A ligação dos idosos à sua casa, em termos de significados atribuídos por estes, foi alvo de estudo tendo-se compreendido que a casa está associada ao conceito de privacidade (Cristoforetti, Gennai, & Rodeschini, 2011). Foi verificado existir uma clara distinção

28

entre o espaço que pertence à esfera pessoal e à esfera pública ao conceito de segurança (enquanto espaço onde a pessoa pode refletir e para onde poderá voltar se algo correr menos bem). Tal assume particular relevância no caso dos idosos que tendem a sentir-se mais inseguros em espaços públicos. Para além disso, a casa é também um espaço de relacionamentos, de objetos e de emoções, que é sentido pela pessoa como uma extensão de si mesma, pois acaba por refletir os seus desejos, esperanças e ações. Esta dimensão emocional, associada aos objetos assume particular importância quando os idosos saem das suas casas e têm apenas um quarto numa estrutura residencial, pois é através dos objetos que podem levar consigo que mantêm vivas as memórias que carregam e que os motivam a contar as suas histórias (Riedl et al., 2013). A possibilidade de levar fotografias, roupas ou mobiliário fortalece a identidade anterior e permite uma maior adaptação através de uma certa perpetuação de memórias de momentos significativos.

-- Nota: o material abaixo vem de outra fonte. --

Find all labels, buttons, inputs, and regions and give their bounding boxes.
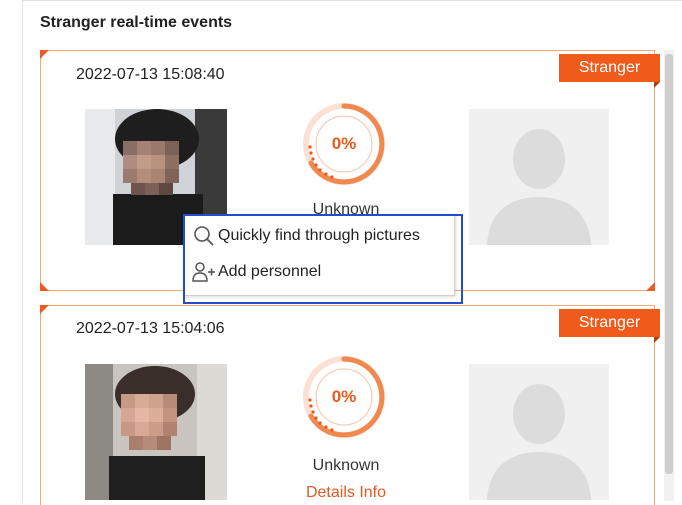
- corner-marker: [40, 305, 49, 314]
- similarity-gauge: 0%: [299, 99, 389, 189]
- similarity-value: 0%: [331, 387, 357, 406]
- scrollbar-thumb[interactable]: [665, 54, 673, 474]
- corner-marker: [646, 282, 655, 291]
- panel-title: Stranger real-time events: [40, 14, 233, 31]
- corner-marker: [40, 50, 49, 59]
- stranger-badge: Stranger: [559, 309, 660, 343]
- person-silhouette-icon: [469, 109, 609, 245]
- stranger-badge: Stranger: [559, 54, 660, 88]
- matched-person-placeholder: [469, 364, 609, 500]
- matched-person-placeholder: [469, 109, 609, 245]
- captured-face-photo[interactable]: [85, 364, 227, 500]
- person-silhouette-icon: [469, 364, 609, 500]
- details-info-link[interactable]: Details Info: [276, 484, 416, 502]
- event-timestamp: 2022-07-13 15:08:40: [76, 66, 225, 83]
- highlight-box: [183, 214, 463, 304]
- similarity-value: 0%: [331, 134, 357, 153]
- match-result-label: Unknown: [312, 457, 380, 474]
- corner-marker: [40, 282, 49, 291]
- event-timestamp: 2022-07-13 15:04:06: [76, 320, 225, 337]
- similarity-gauge: 0%: [299, 352, 389, 442]
- event-card[interactable]: 2022-07-13 15:04:06 Stranger 0% Unknown …: [40, 305, 660, 505]
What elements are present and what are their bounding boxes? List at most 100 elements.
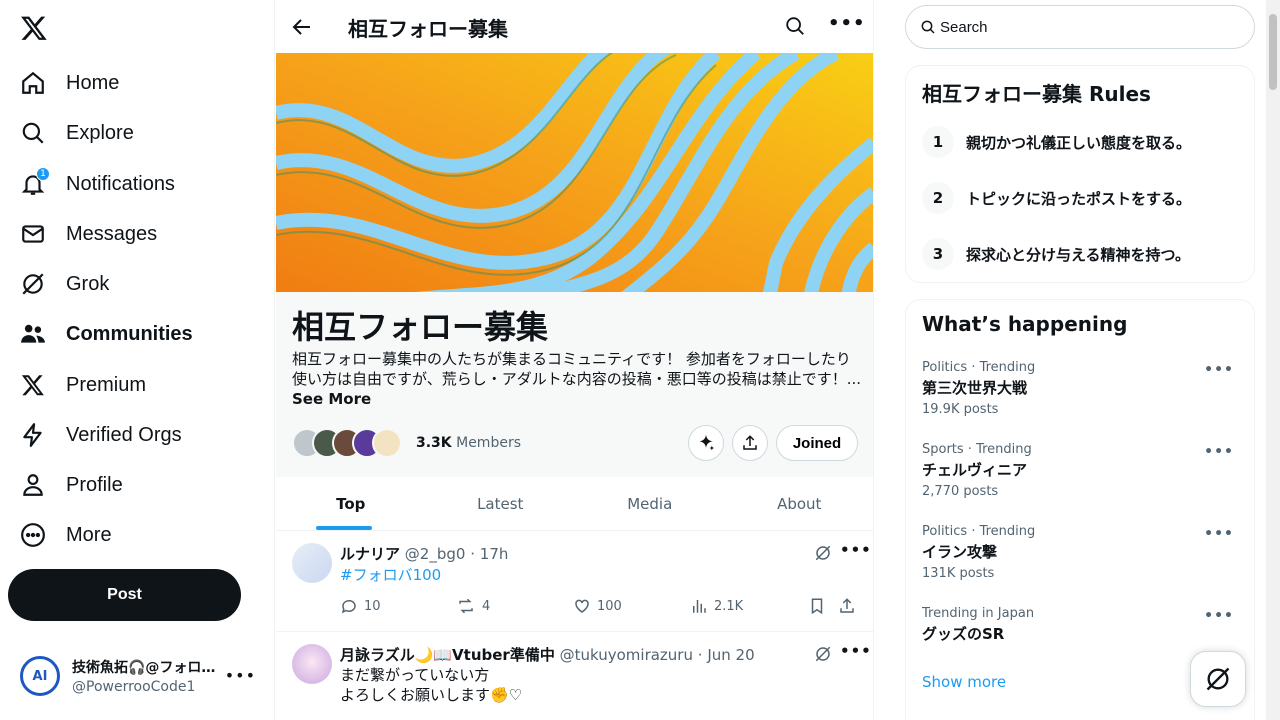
rule-item[interactable]: 3 探求心と分け与える精神を持つ。: [922, 238, 1190, 270]
grok-icon: [20, 271, 46, 297]
grok-floating-button[interactable]: [1190, 651, 1246, 707]
search-box[interactable]: [905, 5, 1255, 49]
tweet-text[interactable]: まだ繋がっていない方 よろしくお願いします✊♡: [340, 665, 522, 705]
tweet-author-handle[interactable]: @2_bg0: [405, 545, 466, 563]
account-name: 技術魚拓🎧@フォロ…: [72, 660, 216, 676]
nav-communities[interactable]: Communities: [20, 316, 193, 352]
nav-home[interactable]: Home: [20, 65, 119, 101]
nav-grok[interactable]: Grok: [20, 266, 109, 302]
nav-more-label: More: [66, 523, 112, 546]
nav-profile-label: Profile: [66, 473, 123, 496]
community-description: 相互フォロー募集中の人たちが集まるコミュニティです！ 参加者をフォローしたり 使…: [292, 349, 862, 389]
rule-text: トピックに沿ったポストをする。: [966, 189, 1192, 208]
more-horizontal-icon[interactable]: •••: [1204, 362, 1234, 378]
trend-context: Politics · Trending: [922, 360, 1036, 375]
bookmark-button[interactable]: [808, 597, 832, 615]
trends-title: What’s happening: [922, 312, 1128, 336]
grok-icon[interactable]: [814, 544, 832, 566]
back-arrow-icon[interactable]: [290, 15, 314, 39]
tweet-author-handle[interactable]: @tukuyomirazuru: [560, 646, 693, 664]
more-horizontal-icon[interactable]: •••: [1204, 444, 1234, 460]
tweet[interactable]: 月詠ラズル🌙📖Vtuber準備中 @tukuyomirazuru · Jun 2…: [276, 632, 873, 720]
nav-explore-label: Explore: [66, 121, 134, 144]
person-icon: [20, 472, 46, 498]
nav-more[interactable]: More: [20, 517, 112, 553]
scrollbar[interactable]: [1266, 0, 1280, 720]
account-handle: @PowerrooCode1: [72, 679, 196, 695]
more-horizontal-icon[interactable]: •••: [840, 642, 872, 660]
retweet-button[interactable]: 4: [456, 597, 490, 615]
trend-item[interactable]: Sports · Trending チェルヴィニア 2,770 posts ••…: [922, 442, 1242, 499]
tweet-text[interactable]: #フォロバ100: [340, 565, 441, 585]
tweet[interactable]: ルナリア @2_bg0 · 17h ••• #フォロバ100 10 4 100: [276, 531, 873, 632]
more-horizontal-icon[interactable]: •••: [840, 541, 872, 559]
scrollbar-thumb[interactable]: [1269, 14, 1277, 90]
bookmark-icon: [811, 598, 823, 615]
like-button[interactable]: 100: [573, 597, 622, 615]
trend-name: 第三次世界大戦: [922, 379, 1028, 397]
see-more-link[interactable]: See More: [292, 390, 371, 408]
more-horizontal-icon[interactable]: •••: [828, 13, 866, 34]
member-count[interactable]: 3.3K Members: [416, 435, 521, 451]
sparkle-button[interactable]: [688, 425, 724, 461]
avatar[interactable]: [292, 543, 332, 583]
rule-text: 親切かつ礼儀正しい態度を取る。: [966, 133, 1192, 152]
search-input[interactable]: [940, 18, 1240, 36]
avatar: [372, 428, 402, 458]
tab-about[interactable]: About: [725, 477, 874, 530]
left-navigation: Home Explore 1 Notifications Messages Gr…: [0, 0, 275, 720]
description-line: 相互フォロー募集中の人たちが集まるコミュニティです！ 参加者をフォローしたり: [292, 350, 851, 368]
member-avatars[interactable]: [292, 428, 402, 458]
rule-item[interactable]: 2 トピックに沿ったポストをする。: [922, 182, 1191, 214]
trend-item[interactable]: Politics · Trending 第三次世界大戦 19.9K posts …: [922, 360, 1242, 417]
rule-item[interactable]: 1 親切かつ礼儀正しい態度を取る。: [922, 126, 1191, 158]
joined-button[interactable]: Joined: [776, 425, 858, 461]
share-icon: [743, 435, 757, 450]
envelope-icon: [20, 221, 46, 247]
nav-explore[interactable]: Explore: [20, 115, 134, 151]
reply-button[interactable]: 10: [340, 597, 381, 615]
more-circle-icon: [20, 522, 46, 548]
more-horizontal-icon[interactable]: •••: [1204, 608, 1234, 624]
avatar: AI: [20, 656, 60, 696]
sparkle-icon: [699, 434, 715, 451]
tab-media[interactable]: Media: [575, 477, 725, 530]
nav-notifications-label: Notifications: [66, 172, 175, 195]
account-switcher[interactable]: AI 技術魚拓🎧@フォロ… @PowerrooCode1 •••: [20, 652, 260, 700]
search-icon[interactable]: [784, 15, 806, 41]
nav-grok-label: Grok: [66, 272, 110, 295]
grok-icon[interactable]: [814, 645, 832, 667]
share-icon: [840, 598, 854, 613]
tab-latest[interactable]: Latest: [426, 477, 576, 530]
nav-messages[interactable]: Messages: [20, 216, 157, 252]
main-column: 相互フォロー募集 ••• 相互フォロー募集 相互フォロー募集中の人たちが集まるコ…: [276, 0, 874, 720]
tweet-author-name[interactable]: 月詠ラズル🌙📖Vtuber準備中: [340, 646, 555, 664]
nav-verified-orgs-label: Verified Orgs: [66, 423, 182, 446]
rule-number: 2: [922, 182, 954, 214]
search-icon: [921, 20, 935, 34]
rules-card: 相互フォロー募集 Rules 1 親切かつ礼儀正しい態度を取る。 2 トピックに…: [905, 65, 1255, 283]
x-logo-icon[interactable]: [20, 14, 48, 42]
tweet-time[interactable]: Jun 20: [707, 646, 754, 664]
trend-item[interactable]: Politics · Trending イラン攻撃 131K posts •••: [922, 524, 1242, 581]
avatar[interactable]: [292, 644, 332, 684]
views-button[interactable]: 2.1K: [690, 597, 743, 615]
tweet-author-name[interactable]: ルナリア: [340, 545, 400, 563]
tab-top[interactable]: Top: [276, 477, 426, 530]
more-horizontal-icon[interactable]: •••: [1204, 526, 1234, 542]
trend-name: チェルヴィニア: [922, 461, 1028, 479]
share-button[interactable]: [838, 597, 862, 615]
nav-verified-orgs[interactable]: Verified Orgs: [20, 417, 182, 453]
share-button[interactable]: [732, 425, 768, 461]
description-line: 使い方は自由ですが、荒らし・アダルトな内容の投稿・悪口等の投稿は禁止です！...: [292, 370, 862, 388]
reply-icon: [341, 599, 356, 614]
nav-profile[interactable]: Profile: [20, 467, 123, 503]
trend-item[interactable]: Trending in Japan グッズのSR •••: [922, 606, 1242, 644]
nav-premium[interactable]: Premium: [20, 367, 146, 403]
nav-notifications[interactable]: 1 Notifications: [20, 166, 175, 202]
tweet-actions: 10 4 100 2.1K: [340, 597, 860, 617]
show-more-link[interactable]: Show more: [922, 673, 1006, 691]
nav-messages-label: Messages: [66, 222, 158, 245]
tweet-time[interactable]: 17h: [480, 545, 509, 563]
post-button[interactable]: Post: [8, 569, 241, 621]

De acordo com Groger (1995) a “casa” define o “eu”, sendo que em algumas situações a institucionalização penaliza esse “eu” através das múltiplas perdas que induz, sejam elas de objetos, de papéis sociais, de privacidade para dormir, para comer ou para se relacionar. Neste sentido, só é possível que os idosos vejam as estruturas residenciais como a sua casa, se estas lhes permitirem a manutenção de aspetos que os liguem significativamente a ela, se existir uma sensação de envolvimento contínuo com o mundo exterior.